INDIANAPOLIS — National civil rights leaders sent a letter Thursday to Gov. Eric Holcomb and legislative leaders saying that the General Assembly’s current bias crimes legislation won’t remove Indiana from a list of states without a law.
As the current bill has no list of characteristics often subject to bias, Holcomb has suggested that federal language be used by the state.
However, House Speaker Brian Bosma, R-Indianapolis, said Thursday he thinks the language should be developed by state legislators, not federal.
The 30 civil rights activists, including including the Anti-Defamation League, the Human Rights Campaign, the NAACP and the Southern Poverty Law Center, said that legislation must include a specific,comprehensive list of characteristics, such as race, gender and sexual orientation, to get Indiana off the list of five states without a bias crimes law.
"Some opponents of an Indiana bias crime law continue to erroneously argue that specifying categories in legislation will lend ‘special statuses’ to minorities. This notion is simply false," the letter states. "Inclusive hate crime statutes are designed to cover everyone; anyone intentionally targeted because of their personal characteristics would be protected in a hate crime statute which includes enumerated categories."
The letter was released by Indiana Forward, which is pushing for a list of characteristics that could provoke bias in a crime.
Senate Bill 12 was stripped of a list in the Indiana Senate. The Senate voted 39-10 to send the amended bill to the House, where it has been assigned to the Courts and Criminal Code Committee.
After the Senate passed the bill, Holcomb, who is seeking a comprehensive bill, suggested that federal descriptions be implemented in state language. The list should be used by judges in the sentencing phase of a criminal case, not in the initial reporting of the crime, Holcomb said.
He said in a statement, “Under federal law, criminal acts committed because of a person’s actual or perceived race, color, religion, national origin, disability, sex, gender, gender identity, sexual orientation or because the person was engaged in a federally protected activity (voting, jury service, etc.) can be charged as hate crimes. This applies right now in the State of Indiana, and what I would suggest is that we take that exact language.”

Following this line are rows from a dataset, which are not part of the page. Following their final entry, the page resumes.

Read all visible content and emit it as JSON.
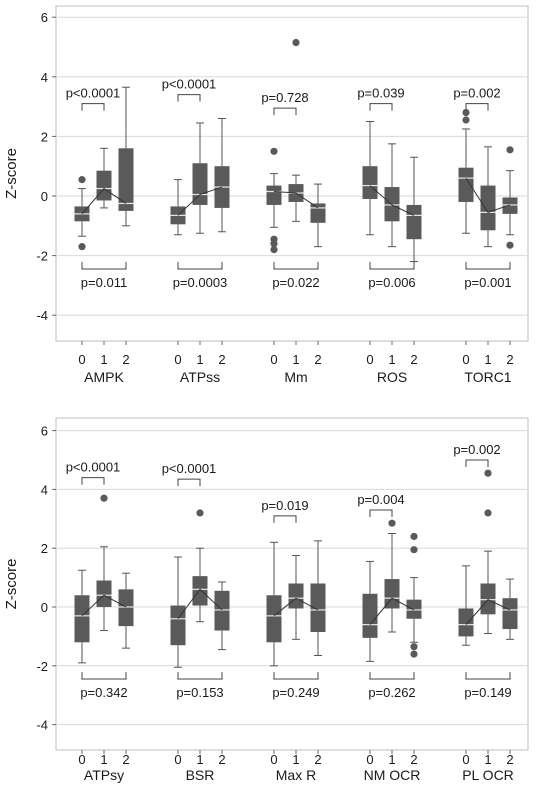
{
  "chart_data": [
    {
      "type": "box",
      "ylabel": "Z-score",
      "ylim": [
        -4.6,
        6.4
      ],
      "yticks": [
        6,
        4,
        2,
        0,
        -2,
        -4
      ],
      "grid": "horizontal",
      "x_tick_labels": [
        "0",
        "1",
        "2"
      ],
      "colors": {
        "box": "#5a5a5a",
        "median": "#e6e6e6",
        "line": "#333333",
        "grid": "#d9d9d9",
        "frame": "#bfbfbf"
      },
      "groups": [
        {
          "label": "AMPK",
          "boxes": [
            {
              "tick": "0",
              "min": -1.35,
              "q1": -0.85,
              "median": -0.6,
              "q3": -0.35,
              "max": 0.25,
              "outliers": [
                0.55,
                -1.7
              ]
            },
            {
              "tick": "1",
              "min": -0.4,
              "q1": -0.15,
              "median": 0.25,
              "q3": 0.85,
              "max": 1.6,
              "outliers": []
            },
            {
              "tick": "2",
              "min": -1.0,
              "q1": -0.5,
              "median": -0.25,
              "q3": 1.6,
              "max": 3.65,
              "outliers": []
            }
          ],
          "trend": [
            -0.6,
            0.25,
            -0.25
          ],
          "top_bracket": {
            "label": "p<0.0001",
            "y": 3.1,
            "from": "0",
            "to": "1"
          },
          "bottom_bracket": {
            "label": "p=0.011",
            "y": -2.45,
            "from": "0",
            "to": "2"
          }
        },
        {
          "label": "ATPss",
          "boxes": [
            {
              "tick": "0",
              "min": -1.3,
              "q1": -0.95,
              "median": -0.65,
              "q3": -0.35,
              "max": 0.55,
              "outliers": []
            },
            {
              "tick": "1",
              "min": -1.25,
              "q1": -0.3,
              "median": 0.05,
              "q3": 1.1,
              "max": 2.45,
              "outliers": []
            },
            {
              "tick": "2",
              "min": -1.2,
              "q1": -0.4,
              "median": 0.3,
              "q3": 1.0,
              "max": 2.6,
              "outliers": []
            }
          ],
          "trend": [
            -0.65,
            0.05,
            0.3
          ],
          "top_bracket": {
            "label": "p<0.0001",
            "y": 3.4,
            "from": "0",
            "to": "1"
          },
          "bottom_bracket": {
            "label": "p=0.0003",
            "y": -2.45,
            "from": "0",
            "to": "2"
          }
        },
        {
          "label": "Mm",
          "boxes": [
            {
              "tick": "0",
              "min": -1.05,
              "q1": -0.3,
              "median": 0.15,
              "q3": 0.35,
              "max": 0.75,
              "outliers": [
                1.5,
                -1.45,
                -1.6,
                -1.8
              ]
            },
            {
              "tick": "1",
              "min": -0.85,
              "q1": -0.2,
              "median": 0.1,
              "q3": 0.4,
              "max": 0.7,
              "outliers": [
                5.15
              ]
            },
            {
              "tick": "2",
              "min": -1.7,
              "q1": -0.9,
              "median": -0.4,
              "q3": -0.25,
              "max": 0.4,
              "outliers": []
            }
          ],
          "trend": [
            0.15,
            0.1,
            -0.4
          ],
          "top_bracket": {
            "label": "p=0.728",
            "y": 2.95,
            "from": "0",
            "to": "1"
          },
          "bottom_bracket": {
            "label": "p=0.022",
            "y": -2.45,
            "from": "0",
            "to": "2"
          }
        },
        {
          "label": "ROS",
          "boxes": [
            {
              "tick": "0",
              "min": -1.3,
              "q1": -0.1,
              "median": 0.35,
              "q3": 1.0,
              "max": 2.5,
              "outliers": []
            },
            {
              "tick": "1",
              "min": -1.7,
              "q1": -0.85,
              "median": -0.3,
              "q3": 0.3,
              "max": 1.75,
              "outliers": []
            },
            {
              "tick": "2",
              "min": -2.2,
              "q1": -1.45,
              "median": -0.65,
              "q3": -0.3,
              "max": 1.3,
              "outliers": []
            }
          ],
          "trend": [
            0.35,
            -0.3,
            -0.65
          ],
          "top_bracket": {
            "label": "p=0.039",
            "y": 3.1,
            "from": "0",
            "to": "1"
          },
          "bottom_bracket": {
            "label": "p=0.006",
            "y": -2.45,
            "from": "0",
            "to": "2"
          }
        },
        {
          "label": "TORC1",
          "boxes": [
            {
              "tick": "0",
              "min": -1.25,
              "q1": -0.2,
              "median": 0.6,
              "q3": 0.95,
              "max": 2.25,
              "outliers": [
                2.55,
                2.8
              ]
            },
            {
              "tick": "1",
              "min": -1.7,
              "q1": -1.15,
              "median": -0.55,
              "q3": 0.35,
              "max": 1.65,
              "outliers": []
            },
            {
              "tick": "2",
              "min": -1.3,
              "q1": -0.6,
              "median": -0.3,
              "q3": -0.05,
              "max": 0.85,
              "outliers": [
                1.55,
                -1.65
              ]
            }
          ],
          "trend": [
            0.6,
            -0.55,
            -0.3
          ],
          "top_bracket": {
            "label": "p=0.002",
            "y": 3.1,
            "from": "0",
            "to": "1"
          },
          "bottom_bracket": {
            "label": "p=0.001",
            "y": -2.45,
            "from": "0",
            "to": "2"
          }
        }
      ]
    },
    {
      "type": "box",
      "ylabel": "Z-score",
      "ylim": [
        -4.6,
        6.4
      ],
      "yticks": [
        6,
        4,
        2,
        0,
        -2,
        -4
      ],
      "grid": "horizontal",
      "x_tick_labels": [
        "0",
        "1",
        "2"
      ],
      "colors": {
        "box": "#5a5a5a",
        "median": "#e6e6e6",
        "line": "#333333",
        "grid": "#d9d9d9",
        "frame": "#bfbfbf"
      },
      "groups": [
        {
          "label": "ATPsy",
          "boxes": [
            {
              "tick": "0",
              "min": -1.9,
              "q1": -1.2,
              "median": -0.3,
              "q3": 0.4,
              "max": 1.25,
              "outliers": []
            },
            {
              "tick": "1",
              "min": -0.8,
              "q1": 0.0,
              "median": 0.4,
              "q3": 0.9,
              "max": 2.05,
              "outliers": [
                3.7
              ]
            },
            {
              "tick": "2",
              "min": -1.4,
              "q1": -0.65,
              "median": 0.0,
              "q3": 0.6,
              "max": 1.15,
              "outliers": []
            }
          ],
          "trend": [
            -0.3,
            0.4,
            0.0
          ],
          "top_bracket": {
            "label": "p<0.0001",
            "y": 4.4,
            "from": "0",
            "to": "1"
          },
          "bottom_bracket": {
            "label": "p=0.342",
            "y": -2.45,
            "from": "0",
            "to": "2"
          }
        },
        {
          "label": "BSR",
          "boxes": [
            {
              "tick": "0",
              "min": -2.05,
              "q1": -1.3,
              "median": -0.4,
              "q3": 0.05,
              "max": 1.7,
              "outliers": []
            },
            {
              "tick": "1",
              "min": -0.5,
              "q1": 0.05,
              "median": 0.6,
              "q3": 1.05,
              "max": 2.0,
              "outliers": [
                3.2
              ]
            },
            {
              "tick": "2",
              "min": -1.45,
              "q1": -0.8,
              "median": -0.1,
              "q3": 0.55,
              "max": 0.85,
              "outliers": []
            }
          ],
          "trend": [
            -0.4,
            0.6,
            -0.1
          ],
          "top_bracket": {
            "label": "p<0.0001",
            "y": 4.35,
            "from": "0",
            "to": "1"
          },
          "bottom_bracket": {
            "label": "p=0.153",
            "y": -2.45,
            "from": "0",
            "to": "2"
          }
        },
        {
          "label": "Max R",
          "boxes": [
            {
              "tick": "0",
              "min": -2.0,
              "q1": -1.2,
              "median": -0.3,
              "q3": 0.4,
              "max": 2.2,
              "outliers": []
            },
            {
              "tick": "1",
              "min": -1.1,
              "q1": -0.05,
              "median": 0.3,
              "q3": 0.8,
              "max": 1.75,
              "outliers": []
            },
            {
              "tick": "2",
              "min": -1.65,
              "q1": -0.85,
              "median": -0.1,
              "q3": 0.8,
              "max": 2.25,
              "outliers": []
            }
          ],
          "trend": [
            -0.3,
            0.3,
            -0.1
          ],
          "top_bracket": {
            "label": "p=0.019",
            "y": 3.1,
            "from": "0",
            "to": "1"
          },
          "bottom_bracket": {
            "label": "p=0.249",
            "y": -2.45,
            "from": "0",
            "to": "2"
          }
        },
        {
          "label": "NM OCR",
          "boxes": [
            {
              "tick": "0",
              "min": -1.85,
              "q1": -1.05,
              "median": -0.6,
              "q3": 0.45,
              "max": 1.55,
              "outliers": []
            },
            {
              "tick": "1",
              "min": -0.85,
              "q1": -0.05,
              "median": 0.3,
              "q3": 0.95,
              "max": 2.5,
              "outliers": [
                2.85
              ]
            },
            {
              "tick": "2",
              "min": -1.2,
              "q1": -0.4,
              "median": -0.1,
              "q3": 0.25,
              "max": 1.0,
              "outliers": [
                1.95,
                2.4,
                -1.35,
                -1.6
              ]
            }
          ],
          "trend": [
            -0.6,
            0.3,
            -0.1
          ],
          "top_bracket": {
            "label": "p=0.004",
            "y": 3.3,
            "from": "0",
            "to": "1"
          },
          "bottom_bracket": {
            "label": "p=0.262",
            "y": -2.45,
            "from": "0",
            "to": "2"
          }
        },
        {
          "label": "PL OCR",
          "boxes": [
            {
              "tick": "0",
              "min": -1.3,
              "q1": -1.0,
              "median": -0.6,
              "q3": -0.05,
              "max": 1.4,
              "outliers": []
            },
            {
              "tick": "1",
              "min": -0.9,
              "q1": -0.25,
              "median": 0.25,
              "q3": 0.8,
              "max": 1.9,
              "outliers": [
                3.2,
                4.55
              ]
            },
            {
              "tick": "2",
              "min": -1.1,
              "q1": -0.75,
              "median": -0.1,
              "q3": 0.3,
              "max": 0.95,
              "outliers": []
            }
          ],
          "trend": [
            -0.6,
            0.25,
            -0.1
          ],
          "top_bracket": {
            "label": "p=0.002",
            "y": 5.0,
            "from": "0",
            "to": "1"
          },
          "bottom_bracket": {
            "label": "p=0.149",
            "y": -2.45,
            "from": "0",
            "to": "2"
          }
        }
      ]
    }
  ]
}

Bosma said Thursday he would rather have the state be in charge of the language.
"I don’t know that we want to reference federal law," Bosma said. "There is a state definition of a bias crime now. If there was going to be any type of reference, I would presume it would likely be to state law rather than federal. I know he’s (Holcomb) shopping options, which is good."
As of 2000, the state has defined a bias crime as "an offense in which the person who committed the offense knowingly or intentionally: (a) selected the person who was injured; or (b) damaged or otherwise affected property by the offense because of the color, creed, disability, national origin, race, religion, or sexual orientation of the injured person or of the owner or occupant of the affected property was associated with any other recognizable group or affiliation."
Earlier this week, the 100-company Indiana Technology and Innovation Association, which formed in November, urged a comprehensive list for the bill.